从找到 libnccl.so开始,一直到调用其接口完成 kv cache 分为 4 层。 1.找到通信库 so 2.用 python 封装一层 3.建链+传输组件 4.KV cache 连接器

2.1 第一层:找nccl的 so

  • 指定了 VLLM_NCCL_SO_PATH 环境变量的话,vllm 就回去找我们指定的、
  • 否则,看当前是 CUDA/HIP(ROCm) 选对应的通信库。
find nccl so
def find_nccl_library() -> str:
    """Return NCCL/RCCL shared library name to load.
 
    Uses `VLLM_NCCL_SO_PATH` if set; otherwise chooses by torch backend.
    """
    so_file = envs.VLLM_NCCL_SO_PATH
    if so_file:
        logger.info(
            "Found nccl from environment variable VLLM_NCCL_SO_PATH=%s", so_file
        )
    else:
        if torch.version.cuda is not None:
            so_file = "libnccl.so.2"
        elif torch.version.hip is not None:
            so_file = "librccl.so.1"
        else:
            raise ValueError("NCCL only supports CUDA and ROCm backends.")
        logger.debug_once("Found nccl from library %s", so_file)
    return so_file

2.2 第二层:Python 封装 NCCL C API (pynccl_wrapper.py)
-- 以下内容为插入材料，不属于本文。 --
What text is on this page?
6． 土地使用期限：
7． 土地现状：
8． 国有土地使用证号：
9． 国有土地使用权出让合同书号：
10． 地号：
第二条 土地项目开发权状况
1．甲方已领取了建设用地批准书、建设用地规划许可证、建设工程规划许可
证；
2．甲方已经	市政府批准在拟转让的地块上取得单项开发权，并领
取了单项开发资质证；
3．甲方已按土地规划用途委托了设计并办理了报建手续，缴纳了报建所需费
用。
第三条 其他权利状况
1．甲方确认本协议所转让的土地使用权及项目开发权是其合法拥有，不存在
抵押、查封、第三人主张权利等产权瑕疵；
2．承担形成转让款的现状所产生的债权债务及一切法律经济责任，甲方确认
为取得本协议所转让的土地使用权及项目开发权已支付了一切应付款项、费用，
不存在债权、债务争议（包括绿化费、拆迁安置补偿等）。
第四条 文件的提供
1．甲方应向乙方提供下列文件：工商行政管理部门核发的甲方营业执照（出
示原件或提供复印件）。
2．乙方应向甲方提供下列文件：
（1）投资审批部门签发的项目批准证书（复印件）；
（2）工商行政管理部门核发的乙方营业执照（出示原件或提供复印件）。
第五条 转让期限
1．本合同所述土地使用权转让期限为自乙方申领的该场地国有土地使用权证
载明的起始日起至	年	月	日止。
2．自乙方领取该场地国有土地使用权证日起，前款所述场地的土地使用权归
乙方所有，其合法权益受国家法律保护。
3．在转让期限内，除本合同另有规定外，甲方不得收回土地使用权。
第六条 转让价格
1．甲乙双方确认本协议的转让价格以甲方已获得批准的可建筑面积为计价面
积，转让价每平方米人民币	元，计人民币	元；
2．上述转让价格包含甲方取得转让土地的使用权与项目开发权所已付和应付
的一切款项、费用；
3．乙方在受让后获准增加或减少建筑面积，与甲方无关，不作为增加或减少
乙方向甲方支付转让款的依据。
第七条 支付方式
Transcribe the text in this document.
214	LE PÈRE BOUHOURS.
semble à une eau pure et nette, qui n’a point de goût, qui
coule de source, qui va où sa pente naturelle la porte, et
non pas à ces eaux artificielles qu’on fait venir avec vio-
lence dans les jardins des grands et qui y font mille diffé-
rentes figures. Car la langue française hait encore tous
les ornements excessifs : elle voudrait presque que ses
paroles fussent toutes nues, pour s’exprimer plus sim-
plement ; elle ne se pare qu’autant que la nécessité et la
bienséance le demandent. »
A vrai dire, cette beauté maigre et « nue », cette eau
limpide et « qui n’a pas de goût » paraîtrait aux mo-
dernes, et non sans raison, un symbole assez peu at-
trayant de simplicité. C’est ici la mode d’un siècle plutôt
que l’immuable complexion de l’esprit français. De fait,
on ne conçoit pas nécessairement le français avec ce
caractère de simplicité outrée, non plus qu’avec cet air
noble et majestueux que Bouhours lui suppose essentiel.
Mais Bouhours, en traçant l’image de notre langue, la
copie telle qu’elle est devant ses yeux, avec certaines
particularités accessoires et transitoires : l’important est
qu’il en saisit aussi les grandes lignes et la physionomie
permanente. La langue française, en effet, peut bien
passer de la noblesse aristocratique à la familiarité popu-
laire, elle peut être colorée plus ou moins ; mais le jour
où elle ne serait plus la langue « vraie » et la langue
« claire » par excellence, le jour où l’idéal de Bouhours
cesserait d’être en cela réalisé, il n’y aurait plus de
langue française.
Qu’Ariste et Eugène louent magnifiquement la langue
PyNcclCommunicator 类的成员 nccl ,通过 self.nccl = NCCLLibrary(library_path) 实例化 NCCLibrary。

在NCCLibrary的实现里面做了两件事情:

a)用 ctypes.CDLL 去打开了前面 nccl 的 so 文件

加载动态库
def __init__(self, so_file: str | None = None):
    so_file = so_file or find_nccl_library()
 
    try:
        if so_file not in NCCLLibrary.path_to_dict_mapping:
            lib = ctypes.CDLL(so_file)
            NCCLLibrary.path_to_library_cache[so_file] = lib
        self.lib = NCCLLibrary.path_to_library_cache[so_file]
    except Exception as e:
        logger.error(
            "Failed to load NCCL library from %s. "
            // ... error message ...
        )
        raise e

b) 签名表定义了 pythonso内 c api 的返回参数 和 传进去什么格式值,ctypes会去管理传下去传上来。

绑定所有导出函数的签名
if so_file not in NCCLLibrary.path_to_dict_mapping:
    _funcs: dict[str, Any] = {}
    for func in NCCLLibrary.exported_functions:
        try:
            f = getattr(self.lib, func.name)
            f.restype = func.restype
            f.argtypes = func.argtypes
            _funcs[func.name] = f
        // ...
    NCCLLibrary.path_to_dict_mapping[so_file] = _funcs
    self._funcs = NCCLLibrary.path_to_dict_mapping[so_file]

2.3 第三层:P2P NCCL 引擎

1)初始化

  1. 实例化 NCCLLibrary → 触发第一层 + 第二层的 so 加载和绑定
  2. 启动 ZMQ ROUTER socket(用于带外信令,不是数据传输)
  3. 创建 CUDA stream 用于 send/recv(self.send_streamself.recv_stream
  4. 启动后台线程 listen_for_requests(监听来自远端的连接/传输请求)
初始化p2p nccl engine
class P2pNcclEngine:
    def __init__(
        self,
        local_rank: int,
        config: KVTransferConfig,
        hostname: str = "",
        port_offset: int = 0,
        library_path: str | None = None,
    ) -> None:
        // ...
        self.nccl = NCCLLibrary(library_path)
        self.context = zmq.Context()
        self.router_socket = self.context.socket(zmq.ROUTER)
        self.router_socket.bind(f"tcp://{self.zmq_address}")
        self.poller = zmq.Poller()
        self.poller.register(self.router_socket, zmq.POLLIN)
        self.send_stream = torch.cuda.Stream()
        self.recv_stream = torch.cuda.Stream()
        self._listener_thread = threading.Thread(target=self.listen_for_requests, daemon=True)
        // ...

2) 建立 NCCL Communicator 两个 vllm 实例之间走 ZMQ 来交换 uniqueID,然后各自 ncclCommInitRank 建立点对点 comm

发起方:生成 uniqueI-ZMQ(socket) 发送给远端—自己以 rank=0, world_size=2 调 ncclCommInitRank 建立通信器。

sender
    def create_connect(self, remote_address: str | None = None):
        // ...
            unique_id = self.nccl.ncclGetUniqueId()
            data = {"cmd": "NEW", "unique_id": bytes(unique_id.internal)}
            sock.send(msgpack.dumps(data))
 
            with torch.accelerator.device_index(self.device.index):
                rank = 0
                with set_p2p_nccl_context(self.nccl_num_channels):
                    comm: ncclComm_t = self.nccl.ncclCommInitRank(2, unique_id, rank)
                self.comms[remote_address] = (comm, rank)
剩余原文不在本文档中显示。